The hero, needless to say, is Jesus (Glenn Carter), but the emotional center is Judas Iscariot (Jerome Pradon). Rice and Lloyd Webber, who join in a "making of" special following the movie, constructed the show from Judas' point of view, finding him a complicated character faced with difficult, even impossible, choices. The subtext: Everything that happens, even Judas' betrayal of Jesus, was inevitable, ordained by God.

"Jesus is not the main character," Rice says in background notes on the show. "It's much easier to identify with Judas." But neither Rice nor Lloyd Webber aimed to make Judas heroic, they say. "All I was trying to say was that this is what I might have done in that situation," Rice adds. "You can draw your own conclusions."

"Jesus Christ Superstar" opens with Jesus at the peak of his popularity with followers. In the story, told entirely in song, Judas worries that they have gone too far by declaring their leader a god, taking the focus off the mission to help the poor.

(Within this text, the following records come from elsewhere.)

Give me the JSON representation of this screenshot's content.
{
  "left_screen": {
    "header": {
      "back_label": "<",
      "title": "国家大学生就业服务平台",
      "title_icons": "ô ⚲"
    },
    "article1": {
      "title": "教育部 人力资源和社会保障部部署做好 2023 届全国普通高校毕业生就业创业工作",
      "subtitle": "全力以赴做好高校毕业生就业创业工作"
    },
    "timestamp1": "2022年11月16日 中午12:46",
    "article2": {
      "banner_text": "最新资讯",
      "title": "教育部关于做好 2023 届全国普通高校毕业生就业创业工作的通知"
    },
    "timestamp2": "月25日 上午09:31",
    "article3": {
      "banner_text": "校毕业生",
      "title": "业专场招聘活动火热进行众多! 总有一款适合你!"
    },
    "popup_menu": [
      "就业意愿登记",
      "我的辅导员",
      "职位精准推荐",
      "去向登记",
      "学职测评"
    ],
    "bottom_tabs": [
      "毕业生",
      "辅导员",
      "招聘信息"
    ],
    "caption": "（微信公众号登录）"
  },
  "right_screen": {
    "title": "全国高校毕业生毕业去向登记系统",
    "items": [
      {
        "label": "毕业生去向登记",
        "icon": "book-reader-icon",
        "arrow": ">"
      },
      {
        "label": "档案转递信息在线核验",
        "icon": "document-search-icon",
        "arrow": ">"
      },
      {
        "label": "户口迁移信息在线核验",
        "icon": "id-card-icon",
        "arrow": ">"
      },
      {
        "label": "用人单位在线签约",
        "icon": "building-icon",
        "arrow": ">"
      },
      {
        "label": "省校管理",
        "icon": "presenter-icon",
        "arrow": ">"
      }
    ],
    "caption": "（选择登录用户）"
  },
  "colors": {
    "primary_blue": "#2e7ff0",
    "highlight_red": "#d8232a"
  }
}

The high profile also puts Jesus at risk; while Mary Magdalene (Renee Castle) sings "Everything's Alright," enemies declare, "This Jesus Must Die."

In the end, of course, the threat comes true, and Judas is destroyed as well -- although he returns from hell, dressed in red patent leather, to sing a bitter, Vegas-style "Superstar" ("Jesus Christ, Jesus Christ, do you think you're what they say you are?")

The depiction of Jesus' torture and crucifixion is unsparing, vivid and bloody, especially through the intimacy of television. "Jesus Christ Superstar" was controversial in the beginning and seems likely to remain controversial today, giving viewers lots to think about and plenty to debate.